Viajar nas letras

Em tempos de reclusão, tudo se faz. Confinadas entre quatro paredes, por mais estranho que pareça, o que mais as pessoas fazem é “viajar”, seja nos sonhos, nas músicas, nos filmes, nos livros, ou outros meios não tão recomendados. Passear pelos livros é a forma de viagem a que tenho mais me dedicado nesse isolamento. Isso porque além das escapadas permitidas pelas histórias dos romances, tem ainda as histórias que criamos a partir delas.

Recriar sobre uma obra literária, ter entendimento diverso daquele que a escreveu é comum e até previsto por quem entende do assunto, os próprios escritores. Um deles, Umberto Eco, até criou o conceito de “obra aberta” querendo dizer que toda obra de arte é aberta porque não comporta apenas uma interpretação. Já o filósofo Foucault, tão natural achava essa diversidade de interpretação, que chegou a dizer: “eu não vejo inconvenientes maiores se um livro, sendo lido, é lido de diferentes maneiras”, ou seja, comportando vários entendimentos.

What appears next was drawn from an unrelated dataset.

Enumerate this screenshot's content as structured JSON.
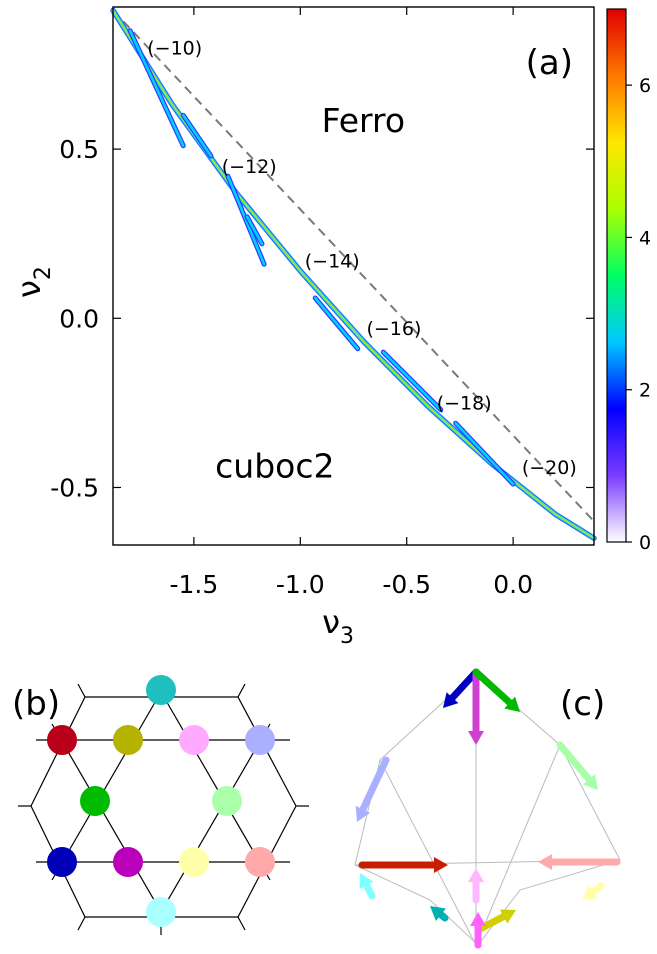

Mas isso não se dá só na literatura. No dizer de Umberto Eco é característico das obras de arte, em geral. O cinema inclusive. O espanhol Luís Buñuel, que por muito tempo viveu na França, diretor de A Bela da Tarde (1967), O Discreto Charme da Burguesia (que lhe rendeu o Oscar de melhor filme estrangeiro em 1973), para citar alguns, disse em entrevista que uma das suas distrações favoritas era ler o que a crítica comentava sobre os seus filmes, com interpretações que muitas vezes não batiam em nada com as ideias por ele usadas na concepção de suas películas.

O que nos leva a proceder assim recriando esses enredos? Talvez porque “somos feitos de histórias”, como contou um passarinho a Galeano, e que são tantas que se confundem e novelam umas às outras, perdendo a origem, seu fio inicial. Quem sabe não foi o que moveu a napolitana Elena Ferrante a dizer que “escrever – e não apenas ficção – é sempre uma apropriação indevida? Nossa singularidade como autores é uma pequena nota à margem”. Como disse Paulinho da Viola, “as coisas estão no mundo” é só aprender a captá-las.

A magia do bom autor está exatamente em contar histórias, deixando a porta aberta para que o leitor crie também as suas. Livros como A Louca da Casa, de Rosa Montero, A Uruguaia, de Pedro Mairal, O Tribunal da Quinta–Feira, de Michel Laub, só para citar alguns lidos nessa fase de “leituras pandêmicas”, ou mesmo D. Casmurro, leitura mais distante de Machado de Assis, deixam sempre aberto aos leitores a possibilidade de construção de seus próprios roteiros romanescos. Existiu ou não o tal “M.” de Montero? O roubo dos dólares de Lucas foi ou não uma combinação de Guerra com seus parceiros, na trama de Mairal? O resultado do exame de José Victor foi positivo ou negativo, na história de Laub? E, o que nos angustia há mais tempo ainda, Capitu traiu ou não Bentinho? Quantos estudos acadêmicos não já foram produzidos em torno dessa interrogação? Como disse uma querida amiga, essas respostas precisas pouco importam. O que vale mesmo é a elaboração que você dá para a sua criação imaginária, os indícios que só você vê que são jogados pelos personagens, de maneira astuciosa pelo autor, exatamente para nos confundir. Esta é a nossa grande viagem. Mesmo em casa, por circunstâncias que nos são alheias, podemos correr o mundo, dando asas à nossa imaginação, na leitura de bons livros. Esta é a nossa poderosa vacina.